The 1950-2014 values in Figure 1B are based on Centennial Trends data, transformed with a regression to match the CHIRPS time-series. The R2 on this regression is 0.88, and the associated standard error was 15 mm. Figure 2 shows the regression-adjusted Centennial Trends and CHIRPS regional averages. In the combined data set, the 2022 value is the lowest on record. In the 1950-1980 period, the lowest value of 162 mm was recorded in 1965. Using our regression standard error, we can say with 95% confidence that the 1965 value was greater than 132 mm, the observed 2022 CHIRPS value. The 2022 value was also drier than Centennial Trends estimates in 1925 and 1933. Our confidence in Centennial Trends during this period is much lower, however, due to substantial reductions in the number of stations, especially in Ethiopia and Somalia. Figure 1B, therefore, begins in 1950. 
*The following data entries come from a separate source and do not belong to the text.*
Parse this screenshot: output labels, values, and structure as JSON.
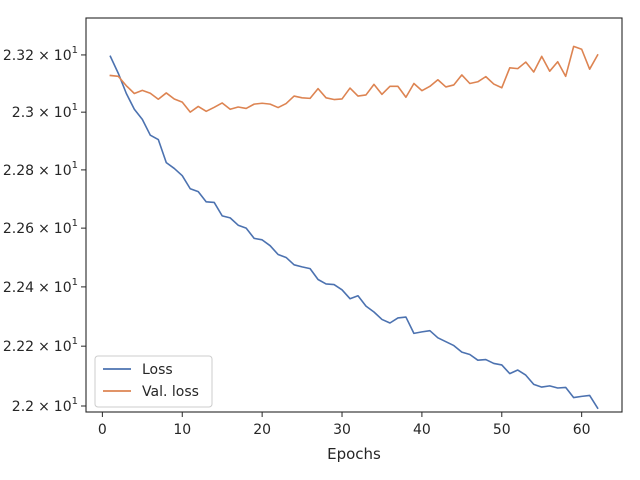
{
  "chart_data": {
    "type": "line",
    "title": "",
    "xlabel": "Epochs",
    "ylabel": "",
    "y_scale": "log",
    "xlim": [
      -2.05,
      65.05
    ],
    "ylim": [
      21.98,
      23.33
    ],
    "x_ticks": [
      0,
      10,
      20,
      30,
      40,
      50,
      60
    ],
    "x_tick_labels": [
      "0",
      "10",
      "20",
      "30",
      "40",
      "50",
      "60"
    ],
    "y_ticks": [
      22.0,
      22.2,
      22.4,
      22.6,
      22.8,
      23.0,
      23.2
    ],
    "y_tick_labels": [
      {
        "mantissa": "2.2",
        "times": "×",
        "base": "10",
        "exp": "1"
      },
      {
        "mantissa": "2.22",
        "times": "×",
        "base": "10",
        "exp": "1"
      },
      {
        "mantissa": "2.24",
        "times": "×",
        "base": "10",
        "exp": "1"
      },
      {
        "mantissa": "2.26",
        "times": "×",
        "base": "10",
        "exp": "1"
      },
      {
        "mantissa": "2.28",
        "times": "×",
        "base": "10",
        "exp": "1"
      },
      {
        "mantissa": "2.3",
        "times": "×",
        "base": "10",
        "exp": "1"
      },
      {
        "mantissa": "2.32",
        "times": "×",
        "base": "10",
        "exp": "1"
      }
    ],
    "grid": false,
    "legend_position": "lower-left",
    "series": [
      {
        "name": "Loss",
        "color": "#4c72b0",
        "x": [
          1,
          2,
          3,
          4,
          5,
          6,
          7,
          8,
          9,
          10,
          11,
          12,
          13,
          14,
          15,
          16,
          17,
          18,
          19,
          20,
          21,
          22,
          23,
          24,
          25,
          26,
          27,
          28,
          29,
          30,
          31,
          32,
          33,
          34,
          35,
          36,
          37,
          38,
          39,
          40,
          41,
          42,
          43,
          44,
          45,
          46,
          47,
          48,
          49,
          50,
          51,
          52,
          53,
          54,
          55,
          56,
          57,
          58,
          59,
          60,
          61,
          62
        ],
        "values": [
          23.195,
          23.135,
          23.065,
          23.01,
          22.975,
          22.92,
          22.905,
          22.825,
          22.805,
          22.78,
          22.735,
          22.725,
          22.69,
          22.688,
          22.642,
          22.635,
          22.61,
          22.6,
          22.565,
          22.56,
          22.54,
          22.51,
          22.5,
          22.475,
          22.468,
          22.462,
          22.425,
          22.41,
          22.408,
          22.39,
          22.36,
          22.37,
          22.335,
          22.315,
          22.29,
          22.278,
          22.295,
          22.298,
          22.243,
          22.248,
          22.252,
          22.228,
          22.215,
          22.202,
          22.18,
          22.172,
          22.153,
          22.155,
          22.142,
          22.137,
          22.108,
          22.12,
          22.103,
          22.072,
          22.063,
          22.067,
          22.06,
          22.062,
          22.028,
          22.032,
          22.035,
          21.993
        ]
      },
      {
        "name": "Val. loss",
        "color": "#dd8452",
        "x": [
          1,
          2,
          3,
          4,
          5,
          6,
          7,
          8,
          9,
          10,
          11,
          12,
          13,
          14,
          15,
          16,
          17,
          18,
          19,
          20,
          21,
          22,
          23,
          24,
          25,
          26,
          27,
          28,
          29,
          30,
          31,
          32,
          33,
          34,
          35,
          36,
          37,
          38,
          39,
          40,
          41,
          42,
          43,
          44,
          45,
          46,
          47,
          48,
          49,
          50,
          51,
          52,
          53,
          54,
          55,
          56,
          57,
          58,
          59,
          60,
          61,
          62
        ],
        "values": [
          23.128,
          23.125,
          23.092,
          23.065,
          23.076,
          23.066,
          23.045,
          23.067,
          23.046,
          23.035,
          23.0,
          23.02,
          23.003,
          23.017,
          23.032,
          23.01,
          23.018,
          23.013,
          23.028,
          23.031,
          23.028,
          23.016,
          23.03,
          23.056,
          23.05,
          23.048,
          23.082,
          23.05,
          23.044,
          23.046,
          23.084,
          23.056,
          23.06,
          23.097,
          23.062,
          23.09,
          23.09,
          23.052,
          23.1,
          23.075,
          23.09,
          23.113,
          23.088,
          23.095,
          23.13,
          23.1,
          23.106,
          23.124,
          23.098,
          23.085,
          23.155,
          23.152,
          23.175,
          23.14,
          23.195,
          23.143,
          23.176,
          23.125,
          23.23,
          23.22,
          23.15,
          23.2
        ]
      }
    ]
  }
}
Considering the history and availability of Centennial Trends data, CHC is confident that 2022 was very likely the “worst drought on record, since reliable reporting began in the 1950s”. It should be noted, however, as was discussed in the June alert, that in addition to being exceptionally intense, the March-April-May 2022 drought was also more extensive than the 1984 drought. Furthermore, this massive hydrologic shock followed three antecedent dry seasons, and was accompanied by much warmer air temperatures than those present in the 1980s.  

Figure1 . A. MAM 2022 rainfall ranks indicate that most of the Horn of Africa received extremely low rainfall amounts, based on 42 years of CHIRPS rainfall. The purple polygon in Panel A denotes the area of exceptional dryness in MAM 2022. B. Time-series of dry region MAM CHIRPS/Centennial Trends rainfall, expressed as Standardized Precipitation Index (SPI) values). Also noted with yellow circles are strong negative Western V Gradient (WVG) seasons.
Figure 2. Regionally averaged regression-adjusted March-April-May Centennial Trends and CHIRPS rainfall data.